Tapi, selama saya menonton bola sejak tahun 2012 hingga sekarang, belum pernah saya melihat penonton yang di giring petugas. Cuma pernah suatu kali, suami saya menegur penonton di bagian belakang yang misuh terus memaki timnya yang keok. Kurt marah karena ada banyak anak-anak yang menonton tak jauh dari mereka.
“Bisa berhenti misuh nggak? Banyak anak disini tahu!!!” bentak Kurt. Dan seketika itu juga dia terdiam sampai pertandingan berakhir.
Ayah saya, yang bonek asli, pernah ikut menonton pertandingan Dockers di Perth. Ayah saya tertawa sambil berkata, “nonton bola gak boleh misuh rasanya kayak makan sayur kurang garam! Anyep!!”
Tapi ayah saya dengan jujur mengakui kedewasaan penonton Australia. Tertibnya luar biasa. Dari mulai sabar mengantri sampai sabar melihat kekalahan timnya. Tidak marah-marah. Tidak ada bakar-bakaran. Tidak ada yang adu jotos.
“Pertandingan yang seperti ini masih nggak bisalah kalau di pakai di Indonesia. Lah wong di Indonesia, wasit aja di banting! Opo meneh iki? Antara pemain saling tabrak-tabrak’an. Itu nanti penontonnya bisa saling pukul dari awal pertandingan sampai selesai! Lak tambah ajur…” kata ayah saya berusaha menganalisa.
Satu hal lagi yang bikin ayah saya terkagum-kagum, yaitu saat pulang.
“Loh, ini tadi penonton yang jumlahnya hampir lima puluh ribuan orang itu pada kemana??? Kok nggak macet???”
Ya pulang lah!
Ada yang naik mobil, naik bis, naik kereta. Macet? Ya tidak. Merambat sebentar memang iya. Tapi setelah masuk ke jalan bebas hambatan, ya lancar seperti tidak ada pertandingan.
“Kok bisa???” tanya ayah saya yang masih keheranan.
Tipsnya mudah saja: mereka tertib dan tidak ada yang saling berusaha mendahului.
Kalau di suruh memilih, saya pasti memilih menonton pertandingan bola di Indonesia! Terutama yang dari Jawa Timur. Saya kangen mendengar celoteh lucu dan lugas mereka. Saya kangen ingin tertawa melihat mereka misuh dan teriak yang aneh-aneh.
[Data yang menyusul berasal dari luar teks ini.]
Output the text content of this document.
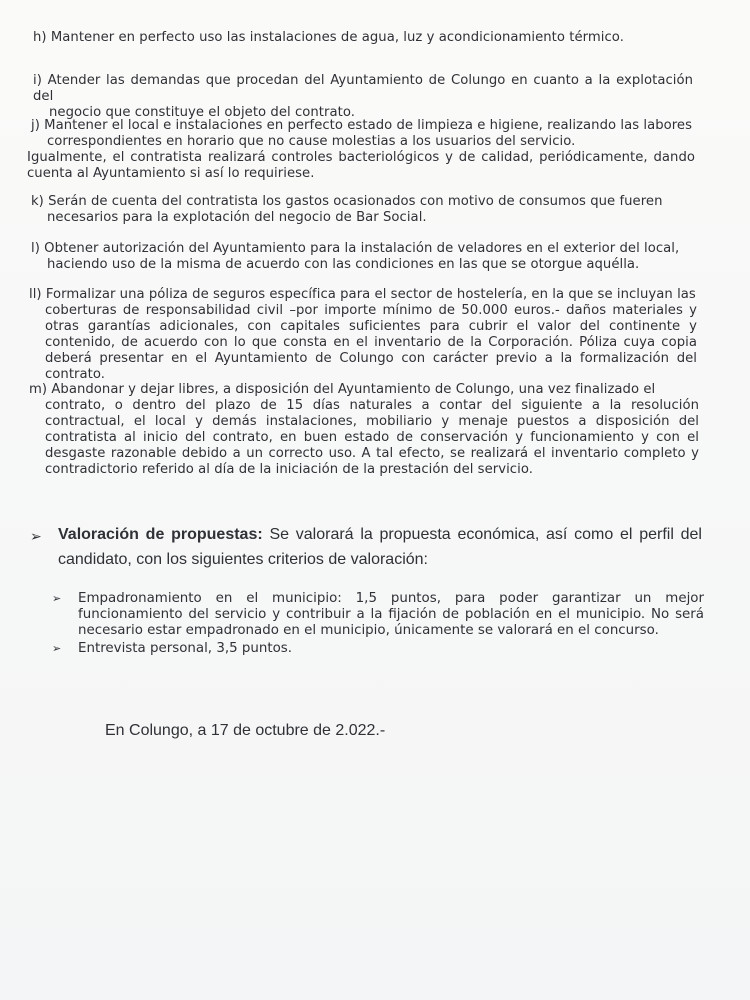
h) Mantener en perfecto uso las instalaciones de agua, luz y acondicionamiento térmico.
i) Atender las demandas que procedan del Ayuntamiento de Colungo en cuanto a la explotación del
negocio que constituye el objeto del contrato.
j) Mantener el local e instalaciones en perfecto estado de limpieza e higiene, realizando las labores
correspondientes en horario que no cause molestias a los usuarios del servicio.
Igualmente, el contratista realizará controles bacteriológicos y de calidad, periódicamente, dando cuenta al Ayuntamiento si así lo requiriese.
k) Serán de cuenta del contratista los gastos ocasionados con motivo de consumos que fueren
necesarios para la explotación del negocio de Bar Social.
l) Obtener autorización del Ayuntamiento para la instalación de veladores en el exterior del local,
haciendo uso de la misma de acuerdo con las condiciones en las que se otorgue aquélla.
ll) Formalizar una póliza de seguros específica para el sector de hostelería, en la que se incluyan las
coberturas de responsabilidad civil –por importe mínimo de 50.000 euros.- daños materiales y otras garantías adicionales, con capitales suficientes para cubrir el valor del continente y contenido, de acuerdo con lo que consta en el inventario de la Corporación. Póliza cuya copia deberá presentar en el Ayuntamiento de Colungo con carácter previo a la formalización del contrato.
m) Abandonar y dejar libres, a disposición del Ayuntamiento de Colungo, una vez finalizado el
contrato, o dentro del plazo de 15 días naturales a contar del siguiente a la resolución contractual, el local y demás instalaciones, mobiliario y menaje puestos a disposición del contratista al inicio del contrato, en buen estado de conservación y funcionamiento y con el desgaste razonable debido a un correcto uso. A tal efecto, se realizará el inventario completo y contradictorio referido al día de la iniciación de la prestación del servicio.
➢ Valoración de propuestas: Se valorará la propuesta económica, así como el perfil del candidato, con los siguientes criterios de valoración:
➢ Empadronamiento en el municipio: 1,5 puntos, para poder garantizar un mejor funcionamiento del servicio y contribuir a la fijación de población en el municipio. No será necesario estar empadronado en el municipio, únicamente se valorará en el concurso.
➢ Entrevista personal, 3,5 puntos.
En Colungo, a 17 de octubre de 2.022.-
Saya masih cinta gaduhnya suporter bola di tanah air.
Semoga penonton bola di tanah air bisa cepat dewasanya. Biar saya menontonnya bisa dengan hati gembira, tidak was was dan khawatir.
Kalah menang itu biasa. Hadapi dengan kepala dingin. Kompres dadamu dengan es! Biar tidak membara saat timmu kalah.
Salam olahraga!
Busselton, 6 Juni 2017. Pukul 14:40 waktu Perth.